Wednesday 28 May 2014

Spinning from the CORE


What have the CORE steering group and the ISIPE student letter got in common? The short answer: nothing.

If you scan the list of supporters (last scan, 5th October 2014) you find that not a single steering group member has publicly supported the ISIPE call for 'a more open, diverse and pluralist economics'. Some of us have received private messages of support, but it would be fantastic if someone like Diane Coyle (chair of the steering group and acting chairman of the BBC trust) or Eric Pentecost (chair of the Royal Economic Society's CHUDE committee) were to sign the letter.

Especially when 'CORE in the news' includes ISIPE press coverage with the phrase 'we try to link to all the mentions of the CORE project in the media'. Anyone would think this was the 'citation cartel' and 'invisible college' that Victoria Chick referred to at the Post-Crash Manchester fringe event.

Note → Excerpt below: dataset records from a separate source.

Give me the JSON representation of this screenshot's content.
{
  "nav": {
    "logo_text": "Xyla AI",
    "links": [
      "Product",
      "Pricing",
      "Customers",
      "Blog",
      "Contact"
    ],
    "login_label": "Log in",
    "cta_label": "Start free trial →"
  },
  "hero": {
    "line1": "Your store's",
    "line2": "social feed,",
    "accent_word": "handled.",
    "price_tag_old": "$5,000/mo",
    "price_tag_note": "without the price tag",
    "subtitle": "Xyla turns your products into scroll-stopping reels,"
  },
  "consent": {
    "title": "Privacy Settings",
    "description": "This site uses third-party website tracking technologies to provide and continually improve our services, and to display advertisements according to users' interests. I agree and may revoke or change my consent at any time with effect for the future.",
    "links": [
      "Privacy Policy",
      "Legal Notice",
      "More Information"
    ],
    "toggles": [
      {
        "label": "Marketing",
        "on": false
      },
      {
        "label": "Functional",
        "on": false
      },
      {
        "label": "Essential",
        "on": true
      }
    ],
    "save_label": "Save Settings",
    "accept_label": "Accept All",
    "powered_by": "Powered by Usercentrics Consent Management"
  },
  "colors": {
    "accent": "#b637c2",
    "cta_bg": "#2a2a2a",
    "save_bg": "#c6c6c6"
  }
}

Outside of CORE, a growing body of voices are stating publicly that the CORE curriculum is too narrow. Kate Raworth wrote on her blog that:

'CORE’s twenty modules are works in progress...but to be honest I don’t feel it bodes well... it’s only when we reach Module 17 that we learn about ‘The economy of the Earth’... and in the outline of the whole curriculum there doesn’t appear to be any room to discuss whether or not unlimited economic growth is theoretically, technically or socially possible".

Hugh Goodacre wrote in the FT that:

'Far from introducing a wider range of viewpoints, [CORE] excludes any method or theory other than the same old simplistic platitudes about equilibrium and disequilibrium and all the rest of it. It aims to justify to first-year students the fact that their further curriculum will centre overwhelmingly on mathematical models constructed on that basis, and far from welcoming student discussion in its formulation, consultation on the course by students and dissenting staff was rigorously denied'

Ha-Joon Chang and Jonathan Aldred, writing in support of the student campaign in the Observer, point out that 'in Cambridge, like every other elite university, the undergraduate economics curriculum has remained almost the same'.

These comments suggest little has changed since this survey of undergraduate economics programmes published in 2012. The original INET UK Economics Curriculum Committee, led by Lord Skidelsky, found that courses in microeconomics emphasised theory and mathematics; macro courses relied heavily on New Classical thought; and only two out of twelve universities discussed economics from a qualitative perspective such as history of economic thought, economic history and philosophy of economics.

Why are there still so many dissenting voices? It has been suggested in a Reuters Blog that students 'underestimate the scale of the intellectual scandal'. Looking at the press coverage, it seems the campaign also underestimates the scale of the intellectual spin. As Imre Lakatos might put it, the CORE has a  'protective belt' or positive heuristic which is more flexible and 'forges ahead with almost complete disregard of 'refutations' (Lakatos, 1980: p51).